COMPTE-RENDU DES RENCONTRES DU GROUPE DE SOUTIEN RH AUX DIRIGEANTS ET DIRIGEANTES, ET AUX RESPONSABLES RH DE PME

Un gros merci à tous ceux qui ont participé à nos groupes de soutien RH aux PME! Ces discussions, très instructives et pertinentes, ont permis de répondre à plusieurs des questions que nous nous posons tous en cette période de crise.

 

 

Résumé des discussions - semaine du 6 avril 2020 :

Nouveau Programme actions concertée pour le maintien en emploi (PACME) :

Ce programme est très intéressant! Il est important de bien sonder vos employés afin de déterminer vos besoins en formation, mais aussi vos besoins en lien avec votre structure RH. On vous rappelle que ce programme finance plusieurs activités de formation, mais aussi les diagnostics en entreprise et les mandats de consultation en gestion des ressources humaines. Les projets seront acceptés jusqu’au 30 septembre 2020.

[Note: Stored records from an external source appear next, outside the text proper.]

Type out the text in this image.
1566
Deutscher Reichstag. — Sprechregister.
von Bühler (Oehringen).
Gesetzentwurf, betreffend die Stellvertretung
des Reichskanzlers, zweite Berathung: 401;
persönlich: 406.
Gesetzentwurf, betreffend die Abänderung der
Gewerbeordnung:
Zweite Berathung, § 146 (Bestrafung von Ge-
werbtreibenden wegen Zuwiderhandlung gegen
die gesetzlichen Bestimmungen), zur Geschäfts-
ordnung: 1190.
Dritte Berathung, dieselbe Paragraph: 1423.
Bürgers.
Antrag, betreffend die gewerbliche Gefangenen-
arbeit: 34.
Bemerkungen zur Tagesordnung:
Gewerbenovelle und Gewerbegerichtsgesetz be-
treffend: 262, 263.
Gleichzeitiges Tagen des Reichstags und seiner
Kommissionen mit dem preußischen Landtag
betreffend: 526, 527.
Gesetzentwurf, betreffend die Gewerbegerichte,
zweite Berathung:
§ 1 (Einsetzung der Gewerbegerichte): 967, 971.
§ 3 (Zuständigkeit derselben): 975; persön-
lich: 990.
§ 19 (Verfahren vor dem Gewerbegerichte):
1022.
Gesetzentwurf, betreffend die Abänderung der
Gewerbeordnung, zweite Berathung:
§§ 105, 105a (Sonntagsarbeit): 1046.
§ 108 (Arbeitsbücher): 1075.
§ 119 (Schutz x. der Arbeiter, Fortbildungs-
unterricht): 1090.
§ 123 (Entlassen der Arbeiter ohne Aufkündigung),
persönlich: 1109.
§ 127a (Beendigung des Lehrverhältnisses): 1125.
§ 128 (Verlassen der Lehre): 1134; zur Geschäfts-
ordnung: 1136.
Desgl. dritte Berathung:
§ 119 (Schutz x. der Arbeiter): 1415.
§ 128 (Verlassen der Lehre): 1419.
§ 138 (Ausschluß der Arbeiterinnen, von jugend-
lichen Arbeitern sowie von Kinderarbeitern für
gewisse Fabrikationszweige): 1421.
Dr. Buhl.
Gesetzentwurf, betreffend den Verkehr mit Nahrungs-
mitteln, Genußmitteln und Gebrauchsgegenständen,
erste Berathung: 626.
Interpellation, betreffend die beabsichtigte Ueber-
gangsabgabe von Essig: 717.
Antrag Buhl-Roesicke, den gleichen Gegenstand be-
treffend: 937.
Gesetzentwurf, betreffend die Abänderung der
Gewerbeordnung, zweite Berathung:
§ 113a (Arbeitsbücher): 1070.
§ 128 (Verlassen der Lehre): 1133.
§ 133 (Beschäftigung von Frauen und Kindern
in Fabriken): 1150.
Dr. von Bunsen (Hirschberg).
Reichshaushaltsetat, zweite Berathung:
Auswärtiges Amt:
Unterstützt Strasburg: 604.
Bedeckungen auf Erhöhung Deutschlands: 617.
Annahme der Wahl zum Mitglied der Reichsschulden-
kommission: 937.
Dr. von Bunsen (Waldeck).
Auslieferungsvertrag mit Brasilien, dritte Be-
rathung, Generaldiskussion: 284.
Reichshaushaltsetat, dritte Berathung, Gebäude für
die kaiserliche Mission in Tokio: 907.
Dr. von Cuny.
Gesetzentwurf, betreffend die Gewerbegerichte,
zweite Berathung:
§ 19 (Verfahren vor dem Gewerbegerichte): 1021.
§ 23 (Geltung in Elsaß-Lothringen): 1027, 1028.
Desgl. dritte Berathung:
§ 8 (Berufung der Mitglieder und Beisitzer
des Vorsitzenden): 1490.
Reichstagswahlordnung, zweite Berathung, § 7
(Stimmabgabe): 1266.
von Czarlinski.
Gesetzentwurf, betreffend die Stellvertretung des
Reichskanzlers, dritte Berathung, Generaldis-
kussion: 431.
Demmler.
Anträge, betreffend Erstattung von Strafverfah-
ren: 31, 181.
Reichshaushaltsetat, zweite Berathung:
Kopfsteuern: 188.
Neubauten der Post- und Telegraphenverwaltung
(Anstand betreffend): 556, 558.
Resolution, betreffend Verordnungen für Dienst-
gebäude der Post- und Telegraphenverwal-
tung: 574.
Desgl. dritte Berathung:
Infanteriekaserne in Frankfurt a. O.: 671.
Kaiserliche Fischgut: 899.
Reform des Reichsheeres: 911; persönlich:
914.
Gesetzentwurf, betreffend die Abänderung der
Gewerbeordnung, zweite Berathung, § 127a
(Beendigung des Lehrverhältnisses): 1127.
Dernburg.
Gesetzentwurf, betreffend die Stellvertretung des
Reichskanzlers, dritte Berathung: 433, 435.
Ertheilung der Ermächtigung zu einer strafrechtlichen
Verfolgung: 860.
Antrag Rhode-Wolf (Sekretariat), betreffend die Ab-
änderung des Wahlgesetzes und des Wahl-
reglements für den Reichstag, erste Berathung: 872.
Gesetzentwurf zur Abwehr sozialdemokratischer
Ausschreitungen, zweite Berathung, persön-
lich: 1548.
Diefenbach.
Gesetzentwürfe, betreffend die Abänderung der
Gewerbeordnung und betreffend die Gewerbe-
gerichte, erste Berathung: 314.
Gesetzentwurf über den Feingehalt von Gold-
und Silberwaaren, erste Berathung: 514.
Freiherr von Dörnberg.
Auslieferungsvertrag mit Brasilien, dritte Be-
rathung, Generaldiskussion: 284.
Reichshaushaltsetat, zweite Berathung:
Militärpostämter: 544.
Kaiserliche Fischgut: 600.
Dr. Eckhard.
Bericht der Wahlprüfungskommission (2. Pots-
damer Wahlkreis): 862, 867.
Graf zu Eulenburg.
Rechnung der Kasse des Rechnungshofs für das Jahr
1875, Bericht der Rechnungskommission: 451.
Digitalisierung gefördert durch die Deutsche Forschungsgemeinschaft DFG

Par ailleurs, nous allons communiquer avec tous nos clients concernant notre offre de services et nous vous invitons à communiquer avec nous afin que l’on puisse déterminer comment nous pouvons vous aider.

Nos clients nous ont partagé leurs bons coups afin de soutenir leurs employés durant ces temps de crise :

  • Un communiqué envoyé aux employés tous les 3 ou 4 jours afin de les tenir au courant des nouvelles concernant la situation de la COVID-19, mais aussi comprenant des mots d’encouragement. L’objectif est de rassurer et d’encourager les employés.
  • La création d’un groupe (Facebook ou autres) où les gens peuvent échanger de tout et de rien est une très bonne idée. Un client nous a même mentionné qu’ils ont appelé leur groupe « La machine à café » (on adore!). Il est important d’intégrer un peu d’humour pour aider à passer au travers ces temps difficiles.
  • Demander aux employés d’envoyer des moments forts de leurs fins de semaine le lundi matin. Cela permet de détendre l’atmosphère et de commencer la semaine du bon pied.
  • Organiser des 5 à 7 le vendredi soir et même d’y inclure les enfants pour rendre le tout plus mouvementé (haha!).
  • Remplacer l’envoi d’un courriel par l’envoi d’un vidéo, afin de personnaliser davantage le message.

Nous suggérons l’utilisation d’une plateforme « live » pour créer un ou des groupes afin d’échanger avec vos employés. Cela peut être concernant leurs préoccupations ou seulement pour détendre l’atmosphère. Différentes plateformes peuvent être utilisées comme Zoom, Hangout ou Facebook (Facebook Live). Si vous avez d’autres idées originales, n’hésitez pas à nous les partager!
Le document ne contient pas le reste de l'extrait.